Il ne répond pas. J’insiste :
— Elle aurait pu se passer n’importe où, non ?
Le diplomate a une moue évasive.
— Mon cher, dans mon pays il est dit que l’homme qui meurt dans un lieu impie ne connaîtra jamais le paradis d’Allah. Son décès est honteux et rejaillit sur le souvenir de sa durée terrestre. Je ne sais pas si vous saisissez la portée de la chose ?
— Très bien, réponds-je, cela signifie que l’homme qui est mort dans cette chambre faite pour le péché est banni du souvenir des vivants ?
— En quelque sorte.
Je lui souris et quitte le boxif sans prendre congé de celles qui en font le charme.
FINISSARIUM
— J’ai jamais reçu des fleurs aussi magnifiques, me fait Linda avec un sourire radieux.
Sa réaction me comble. Je m’attendais à une bolée de vitriol dans mon physique de théâtre, mais je la trouve rayonnante, derrière la caisse de son hôtel.
— Pour essayer de me faire pardonner mon lapin, dis-je. Vraiment, ce sont les circonstances. Figure-toi que…
Elle pose sa douce main en bâillon sur ma bouche.
— Chut, Antoine, ne dis rien. Ton lapin de l’autre jour a changé ma vie.
Elle me raconte que pendant qu’elle poireautait à m’attendre, une voiture a stoppé devant elle. Et qui en descend, je me le donne en mille. Hein, qui donc ? Maximilien ! Non, pas Robespierre : Maximilien Lederdut, un ancien condisciple de l’Ecole hôtelière qui était amoureux d’elle. Si ardemment qu’il ne s’est jamais marié. Ils sont tombés dans les bras l’un de l’autre (ou l’une de l’autre) et ont décidé d’unir leurs destins… Air connu. Musique douce sur chancre mou.
Elle me saute au cou.
— En somme c’est à toi que je dois mon bonheur, car si tu étais venu à l’heure, je n’aurais pas retrouvé Maxi…
Je gratule, effusionne. Vœux de ceci cela. Connasse !
Me casse, tout frileux, tout chemolle : aigre. Ce qu’il y a de chiant avec les gonzesses, c’est que nous ne sommes pas irremplaçables. Sitôt que tu as le dos tourné (ou dix minutes de retard), un autre con se pointe.
Je retrouve Toinet au volant de ma 600 SE.
— Alors, p’pa, elle t’a pas arraché les couilles ?
Illico, je fais le suffisant :
— Manquerait plus que ça, môme. Tu me connais ! C’est pas une gonzesse de mes chères deux qui…
Je n’en dis pas plus. Soudain, j’ai besoin de lui donner une preuve de tendresse, que dis-je : d’amour.

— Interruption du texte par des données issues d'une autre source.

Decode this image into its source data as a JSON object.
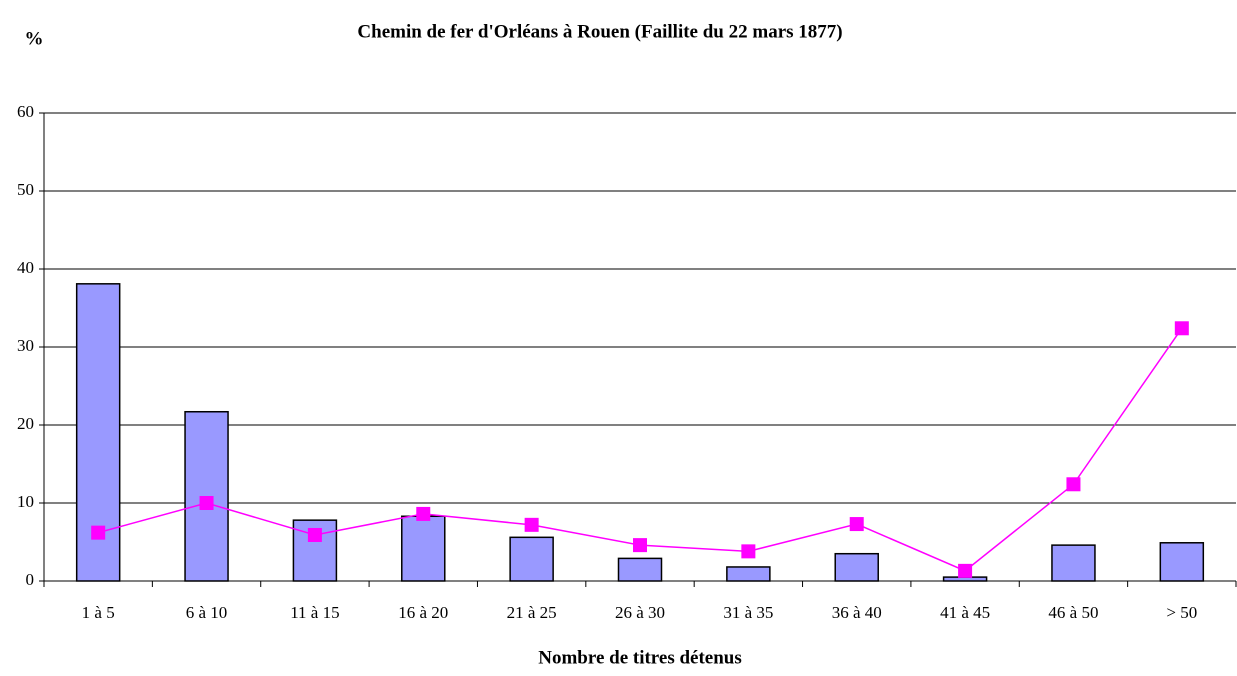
{
  "chart_data": {
    "type": "bar",
    "title": "Chemin de fer d'Orléans à Rouen (Faillite du 22 mars 1877)",
    "y_label": "%",
    "x_label": "Nombre de titres détenus",
    "categories": [
      "1 à 5",
      "6 à 10",
      "11 à 15",
      "16 à 20",
      "21 à 25",
      "26 à 30",
      "31 à 35",
      "36 à 40",
      "41 à 45",
      "46 à 50",
      "> 50"
    ],
    "series": [
      {
        "type": "bar",
        "color": "#9999ff",
        "values": [
          38.1,
          21.7,
          7.8,
          8.3,
          5.6,
          2.9,
          1.8,
          3.5,
          0.5,
          4.6,
          4.9
        ]
      },
      {
        "type": "line",
        "color": "#ff00ff",
        "values": [
          6.2,
          10.0,
          5.9,
          8.6,
          7.2,
          4.6,
          3.8,
          7.3,
          1.3,
          12.4,
          32.4
        ]
      }
    ],
    "ylim": [
      0,
      60
    ],
    "yticks": [
      0,
      10,
      20,
      30,
      40,
      50,
      60
    ],
    "grid": true
  }
}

— Tu veux que je te confie un secret, Toinou ?
— Toujours bon à prendre, cher père.
— Non mais : un secret d’État ?
— A plus forte raison.
— Le prince, Machin, comment déjà ? Ah oui : Kanular.
— Eh bien ?
— C’est lui qui a été zingué dans le claque de la mère Mina.
Il ouvre des yeux comme des gyrophares.
— Non !!!
— Si. Le gonzier qui règne actuellement n’est autre que son sosie préfabriqué ; à preuve : ses deux grains de beauté, à lui, sont tatoués. On a fait mourir le véritable dans un lieu impie pour couper court à toute chicanerie.
Je lui prends le cou.
— Raison d’Etat, conclus-je. Conserve ce secret, môme, car nous ne sommes que des lampistes, et les lampistes sont faits pour fermer leur gueule.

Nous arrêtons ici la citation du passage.